In fact, American Edge Project polling finds broad bipartisan support for expanding our energy capacity to meet AI’s demand, with majorities of Democrats, independents, and Republicans on board, and that support climbs when people see the AI payoff of new cures, stronger national security, and an edge over China. Voters also want clear ratepayer protections, and many companies are doing just that.

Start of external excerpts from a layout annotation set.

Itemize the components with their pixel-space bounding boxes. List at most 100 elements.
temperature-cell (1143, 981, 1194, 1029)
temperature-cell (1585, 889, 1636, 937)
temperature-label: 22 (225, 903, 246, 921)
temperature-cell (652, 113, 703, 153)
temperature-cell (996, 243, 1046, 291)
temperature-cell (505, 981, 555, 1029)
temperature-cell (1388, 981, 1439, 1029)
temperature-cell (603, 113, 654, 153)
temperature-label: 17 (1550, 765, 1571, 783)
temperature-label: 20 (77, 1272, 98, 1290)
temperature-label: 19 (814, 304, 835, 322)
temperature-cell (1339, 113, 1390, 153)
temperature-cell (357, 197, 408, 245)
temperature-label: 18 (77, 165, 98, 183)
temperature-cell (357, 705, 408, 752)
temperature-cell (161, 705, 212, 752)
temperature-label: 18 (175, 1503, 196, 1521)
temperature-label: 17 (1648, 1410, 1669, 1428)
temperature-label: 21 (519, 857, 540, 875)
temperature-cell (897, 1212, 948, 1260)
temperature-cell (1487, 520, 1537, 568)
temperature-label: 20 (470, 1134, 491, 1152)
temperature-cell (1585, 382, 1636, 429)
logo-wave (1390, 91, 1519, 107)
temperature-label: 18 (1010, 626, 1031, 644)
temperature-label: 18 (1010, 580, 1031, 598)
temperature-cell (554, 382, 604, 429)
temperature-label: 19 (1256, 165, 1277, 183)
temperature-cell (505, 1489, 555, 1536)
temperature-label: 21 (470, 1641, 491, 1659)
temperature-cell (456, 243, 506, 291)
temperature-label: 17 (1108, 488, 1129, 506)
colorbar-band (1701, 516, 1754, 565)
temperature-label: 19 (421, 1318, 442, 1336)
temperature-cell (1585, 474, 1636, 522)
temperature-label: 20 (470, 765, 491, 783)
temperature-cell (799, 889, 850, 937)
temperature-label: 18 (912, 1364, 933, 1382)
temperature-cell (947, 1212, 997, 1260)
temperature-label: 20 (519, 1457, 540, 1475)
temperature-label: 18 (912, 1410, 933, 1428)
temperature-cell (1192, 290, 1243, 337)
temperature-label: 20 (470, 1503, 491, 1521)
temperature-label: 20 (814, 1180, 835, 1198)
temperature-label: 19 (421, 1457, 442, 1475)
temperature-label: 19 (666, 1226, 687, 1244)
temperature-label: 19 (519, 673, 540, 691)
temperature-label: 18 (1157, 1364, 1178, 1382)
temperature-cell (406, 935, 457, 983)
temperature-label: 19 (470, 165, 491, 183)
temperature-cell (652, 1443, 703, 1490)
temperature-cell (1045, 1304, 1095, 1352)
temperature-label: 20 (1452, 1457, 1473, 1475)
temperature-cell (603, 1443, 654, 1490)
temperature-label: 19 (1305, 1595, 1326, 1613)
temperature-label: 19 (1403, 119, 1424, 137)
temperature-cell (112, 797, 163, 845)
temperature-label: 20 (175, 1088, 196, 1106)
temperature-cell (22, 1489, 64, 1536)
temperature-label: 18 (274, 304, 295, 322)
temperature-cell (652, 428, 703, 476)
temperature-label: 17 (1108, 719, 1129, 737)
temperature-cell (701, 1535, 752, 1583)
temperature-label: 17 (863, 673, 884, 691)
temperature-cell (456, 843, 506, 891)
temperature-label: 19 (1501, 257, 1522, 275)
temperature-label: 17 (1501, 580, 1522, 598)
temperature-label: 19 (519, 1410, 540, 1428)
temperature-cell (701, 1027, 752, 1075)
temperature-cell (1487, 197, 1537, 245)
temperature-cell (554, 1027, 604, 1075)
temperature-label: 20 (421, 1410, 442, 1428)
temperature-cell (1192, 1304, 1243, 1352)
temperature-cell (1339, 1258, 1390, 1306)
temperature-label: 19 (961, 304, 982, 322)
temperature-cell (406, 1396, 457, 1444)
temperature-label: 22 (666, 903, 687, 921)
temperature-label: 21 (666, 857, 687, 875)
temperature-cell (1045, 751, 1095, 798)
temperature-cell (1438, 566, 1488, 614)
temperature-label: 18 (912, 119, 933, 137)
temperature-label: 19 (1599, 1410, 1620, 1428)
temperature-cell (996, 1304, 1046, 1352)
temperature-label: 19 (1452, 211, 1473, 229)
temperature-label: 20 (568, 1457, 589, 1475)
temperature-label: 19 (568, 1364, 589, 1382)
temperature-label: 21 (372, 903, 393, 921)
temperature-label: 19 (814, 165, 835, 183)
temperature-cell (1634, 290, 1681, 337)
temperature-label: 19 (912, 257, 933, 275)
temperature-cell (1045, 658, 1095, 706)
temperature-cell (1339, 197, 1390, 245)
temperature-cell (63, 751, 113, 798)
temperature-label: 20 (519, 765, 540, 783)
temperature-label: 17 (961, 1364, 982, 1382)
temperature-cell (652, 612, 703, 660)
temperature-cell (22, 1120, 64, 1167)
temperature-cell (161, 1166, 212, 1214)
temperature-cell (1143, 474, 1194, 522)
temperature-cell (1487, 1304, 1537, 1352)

  1. To win, America needs one national playbook, not fifty. Right now, we have fifty different AI playbooks, with more than 1,800 AI-related bills introduced across the country and climbing. That patchwork handcuffs the very innovation edge we need. Winning requires a single playbook that leverages America’s strengths: 1) the private sector needs the freedom to innovate and compete; 2) the federal government must set wide, sensible guardrails and clear away the thicket of red tape that slows us down; and 3) states should expand their energy and transmission line capacity, invest in their workforce, and accelerate AI adoption to keep us ahead of China. Do that, and AI becomes America’s modern-day moonshot, giving us decades of advantage over our authoritarian adversaries while helping modernize our grid, strengthen our workforce, and unlocking the full promise of AI.

The bottom line. Community concerns matter and should be addressed. But we can protect families and build boldly at the same time. The real danger is putting our shovels down. Every data center we refuse to build hands an edge to China. It matters which country builds the future and which American communities share in it. The places that build will lead. The rest may spend the next decade wishing they had.